AUSTIN, Texas (Reuters) - The Dallas Police Department on Monday fired a police officer who is facing a manslaughter charge after fatally shooting a man in his apartment that the officer said she mistook for her own home.
Officer Amber Guyger had been dismissed after nearly five years on the job for her actions on the night of the shooting earlier in September, Dallas Police Chief U. Renee Hall said in a statement. Hall also said Guyger had engaged in “adverse conduct” when she was arrested for manslaughter, without elaborating.
Guyger, 30, had been on administrative leave since she fatally shot Botham Jean, 26. The killing of an unarmed black man by a white officer sparked protests in the Texas city, with many calling for the officer to be fired and charged with murder.
The decision to fire Guyger came after an internal review. Guyger can appeal the decision, police said. An attorney for the officer was not immediately available for comment.
Dallas Mayor Mike Rawlings said he heard the calls to take action and supported the decision.
“The swift termination of any officer who engages in misconduct that leads to the loss of innocent life is essential if the Dallas Police Department is to gain and maintain the public trust,” he said in a statement.
A funeral for Jean was planned for Monday in his native Saint Lucia, Dallas media reported.
S. Lee Merritt, an attorney for the Jean family, said the police chief informed the family of the department’s decision on Sunday night and they supported the move.
“The Jean family said that this was an initial victory but are still focused on the proper indictment by the grand jury of murder, a successful prosecution and an appropriate sentence,” he said in an interview. The family is also considering suing the department and the city, he said.

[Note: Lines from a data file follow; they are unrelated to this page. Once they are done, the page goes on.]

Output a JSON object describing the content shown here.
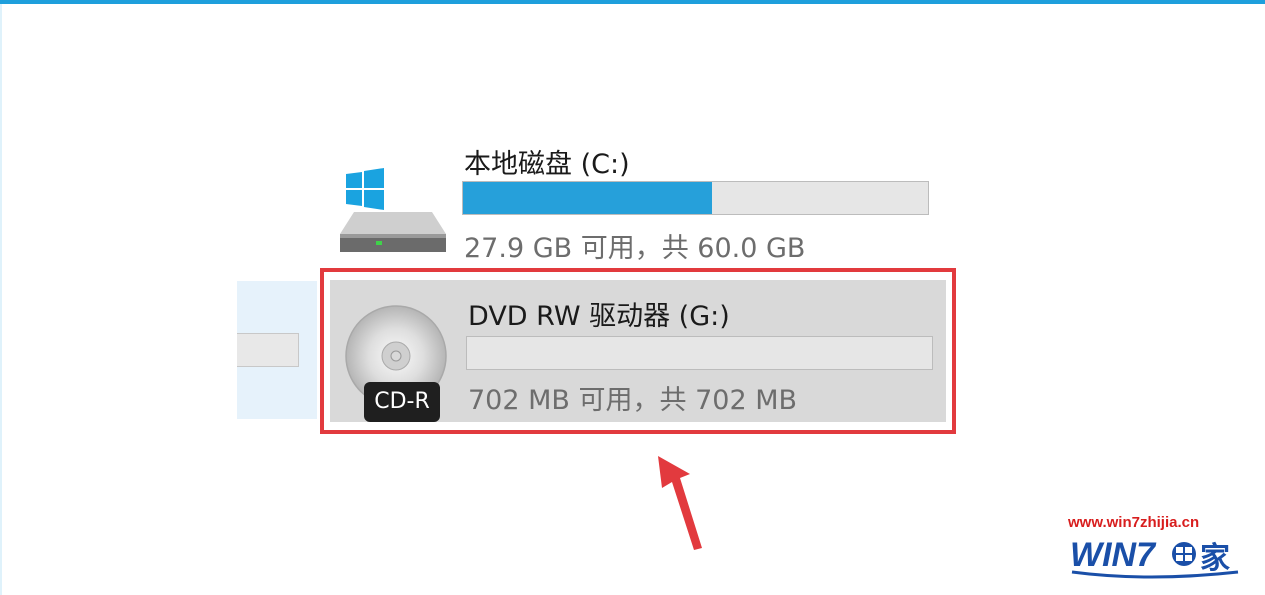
{
  "drives": [
    {
      "title": "本地磁盘 (C:)",
      "free_text": "27.9 GB 可用，共 60.0 GB",
      "used_fraction": 0.535,
      "icon": "hard-drive-windows-icon"
    },
    {
      "title": "DVD RW 驱动器 (G:)",
      "free_text": "702 MB 可用，共 702 MB",
      "used_fraction": 0,
      "icon": "cd-rom-icon",
      "badge": "CD-R",
      "selected": true
    }
  ],
  "watermark": {
    "url": "www.win7zhijia.cn",
    "logo_text": "WIN7",
    "logo_suffix": "家"
  },
  "colors": {
    "accent": "#26a0da",
    "highlight_box": "#e23a3e",
    "arrow": "#e23a3e",
    "selected_bg": "#d9d9d9",
    "watermark_red": "#d81e1e",
    "watermark_blue": "#1a4fa8"
  }
}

The case is before a grand jury. District Attorney Faith Johnson said the panel may decide to uphold the manslaughter charge on which Guyger was arrested, or it could consider a more serious charge of murder.
Police said Guyger has told investigators she mistook Jean’s residence for her own and shot him, believing he was an intruder.
Guyger said she had mistakenly gone to Jean’s apartment one floor above her own and managed to enter because the door was slightly ajar, according to an arrest warrant affidavit.